Présentation de l’évènement
À l’occasion de sa réouverture, le LaM a confié à l’artiste Mathis Collins une carte blanche.
Artiste franco-canadien, Mathis Collins développe une pratique à la croisée de la sculpture et de la performance, valorisant le savoir-faire artisanal et les dynamiques de création collective.
Le temps d’une soirée, il convie des artistes dont les pratiques se situent aux frontières de la performance, du théâtre, de la musique et des arts visuels. Conçu comme un cabaret participatif, l’événement invitera chacun et chacune à prendre part à l’expérience, à travers des ateliers et d’autres propositions surprenantes.
Le leitmotiv de la soirée : « fêter le flou artistique et le flanc esthétique, fêter les chefs-d’œuvre que seuls les enfants ont le talent de faire ! fêter l’art de nos grands-parents et les arts qui n’ont plus de parents, fêter l’art que l’on fait, sans même le faire exprès. »

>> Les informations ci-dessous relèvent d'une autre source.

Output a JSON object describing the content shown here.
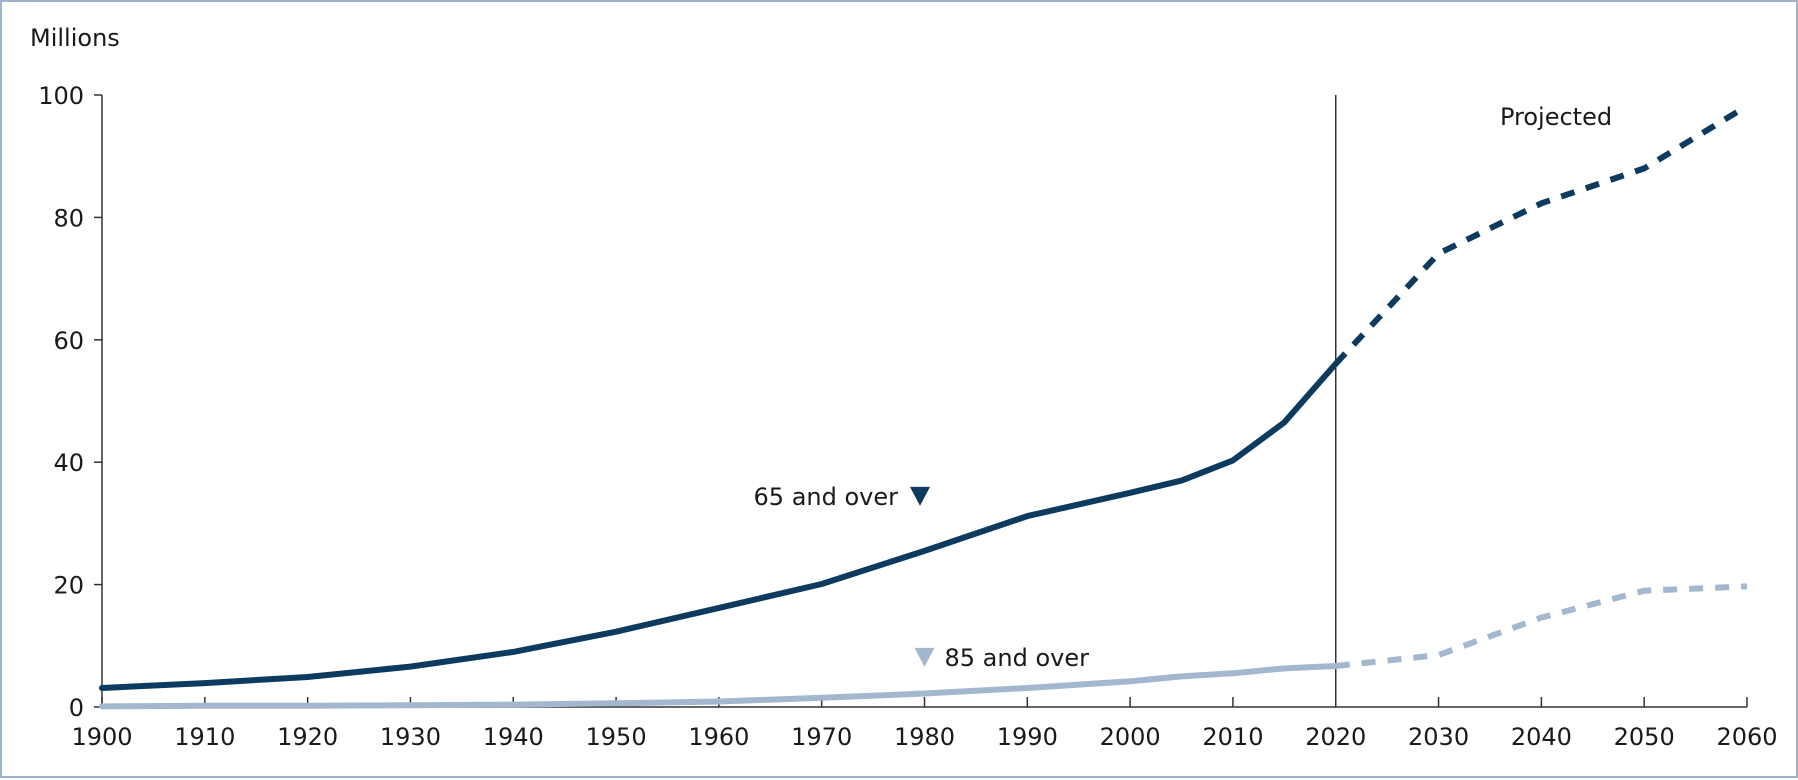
{
  "chart_data": {
    "type": "line",
    "ylabel": "Millions",
    "xlim": [
      1900,
      2060
    ],
    "ylim": [
      0,
      100
    ],
    "x_ticks": [
      1900,
      1910,
      1920,
      1930,
      1940,
      1950,
      1960,
      1970,
      1980,
      1990,
      2000,
      2010,
      2020,
      2030,
      2040,
      2050,
      2060
    ],
    "y_ticks": [
      0,
      20,
      40,
      60,
      80,
      100
    ],
    "grid": false,
    "projection_start": 2020,
    "projection_label": "Projected",
    "colors": {
      "series_65": "#0d3a5f",
      "series_85": "#a3b8cf",
      "divider": "#333333",
      "frame": "#9fb4c8"
    },
    "series": [
      {
        "name": "65 and over",
        "x": [
          1900,
          1910,
          1920,
          1930,
          1940,
          1950,
          1960,
          1970,
          1980,
          1990,
          2000,
          2005,
          2010,
          2015,
          2020,
          2030,
          2040,
          2050,
          2060
        ],
        "values": [
          3.1,
          3.9,
          4.9,
          6.6,
          9.0,
          12.3,
          16.2,
          20.1,
          25.5,
          31.2,
          35.0,
          37.0,
          40.3,
          46.5,
          56.1,
          74.1,
          82.3,
          88.0,
          98.2
        ]
      },
      {
        "name": "85 and over",
        "x": [
          1900,
          1910,
          1920,
          1930,
          1940,
          1950,
          1960,
          1970,
          1980,
          1990,
          2000,
          2005,
          2010,
          2015,
          2020,
          2030,
          2040,
          2050,
          2060
        ],
        "values": [
          0.1,
          0.2,
          0.2,
          0.3,
          0.4,
          0.6,
          0.9,
          1.5,
          2.2,
          3.1,
          4.2,
          5.0,
          5.5,
          6.3,
          6.7,
          8.5,
          14.6,
          19.0,
          19.7
        ]
      }
    ]
  }
}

Photo : Gabrielle Smith, Polichographie © Patricia Khan, Boris Grzeszczak
A propos du lieu
LaM
En acceptant la donation Masurel en 1979, Arthur Notebart, qui était alors Président de la Communauté urbaine de Lille, engageait la collectivité territoriale dans une aventure qui n’était pas jusque-là dans ses attributions. Une association loi 1901 fut donc créée pour la gestion du musée d’art moderne et ses statuts permirent de structurer et d’organiser le fonctionnement du Musée. Pierre Chaigneau fut alors recruté comme conservateur pour mettre en place un programme fidèle à l’acte de donation qui précisait les volontés de Geneviève et Jean Masurel. Ce programme devait trouver sa place dans le bâtiment que l’architecte Roland Simounet était chargé de construire dans la ville nouvelle de Villeneuve-d’Ascq. Les dialogues féconds entre donateurs, architecte et conservateur permirent l’ouverture, en 1983, d’un musée associant parfaitement les fonctions de conservation et de diffusion grâce à des salles d’exposition permanente et temporaire, un parc de sculptures, un auditorium, une bibliothèque, un service éducatif et culturel. Joëlle Pijaudier-Cabot succéda à Pierre Chaigneau en 1987 et exerça ses fonctions jusqu’en 2007. Pendant cette période, une politique active d’acquisitions et une programmation de grandes expositions d’art moderne et contemporain hissèrent le Musée à une reconnaissance internationale. Un nouvel épisode de la vie du MAM commença quand la collection d’art brut de L’Aracine fut donnée au Musée en 1999, engageant la Communauté urbaine de Lille à agrandir le Musée afin de présenter de façon permanente l’art brut aux visiteurs. Le Musée devenait celui de l’art moderne, de l’art contemporain et de l’art brut. En 2008, fut choisi un nouveau nom, le LaM (Lille Métropole, musée d’art moderne, d’art contemporain et d’art brut), annonçant la réouverture du Musée dans sa nouvelle configuration.